Por outro lado não dá pra simplesmente colocar o que se foi conquistado de um lado da balança e soldar o prato no chão. O vácuo ético, a jogatina política, a troca de valores e a festa dos desvios são demais para qualquer militante da esquerda. O presidente levou para o Planalto a forma pequena de se fazer política dentro dos sindicatos. Pisa no mais fraco, bajula o mais forte. Não importa a linha ou veiculação ideológica. A monarquia da esquerda é capaz de fazer com os seus coisas que nem o mais escroto direitista faria com os dele. O negócio é agregar. Transformar Ministérios em feudos dos partidos, distribuir cargos em troca de votos e apoios, abrir mão de um projeto de sustentabilidade e jogar com a necessidade da população. É dureza!

E agora, no meio da catástrofe carioca, uma aula de como não se administrar uma situação é dada para quem quiser ouvir. Isso porque o ministro responsável por esta infraestrutura era o baiano Geddel. O mesmo que construiu um belo duto por onde correram milhões de reais para seu estado natal. Milhões destinados a obras de proteção de barreiras, retirada de moradores em áreas de risco. Mais da metade do recurso do país foi brincar carnaval na Barra-Ondina. Não quero nem falar do Rio de Janeiro, mas se chover na Bahia vai ter tragédia. Por quê? Oras, alguém acha que, com o currículo de Geddel, o dinheiro foi pra algum morro baiano?

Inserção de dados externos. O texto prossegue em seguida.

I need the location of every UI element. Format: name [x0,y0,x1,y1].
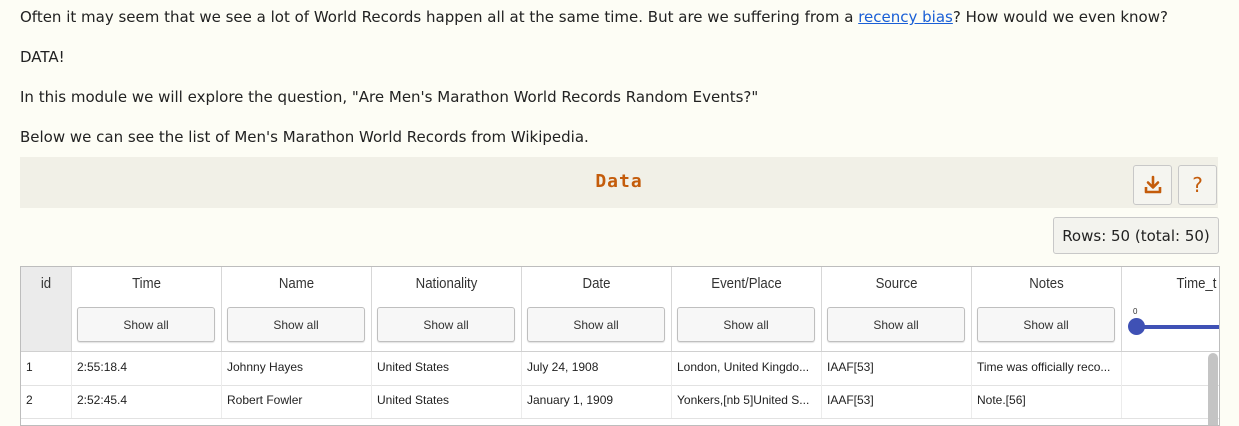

Enquanto isso, o prefeito de Niterói reedita aquela máxima ensinada magistralmente por Arruda. Se não puder correr, assuma. Mas assuma com ar solene, soturno, a tristeza tatuada no rosto. Assuma com todas as forças a sua culpa, isso porque não existe outro a quem culpar. Não faça como o Sérgio Cabral ao responsabilizar toda sociedade por morar em morros onde a segurança não é importante, mas cobrar luz, água, IPTU e telefone são. Realmente, governador, a culpa é de todos. Mas onde estiveram as obras quando, há algumas semanas, o sol queimava a quarenta graus?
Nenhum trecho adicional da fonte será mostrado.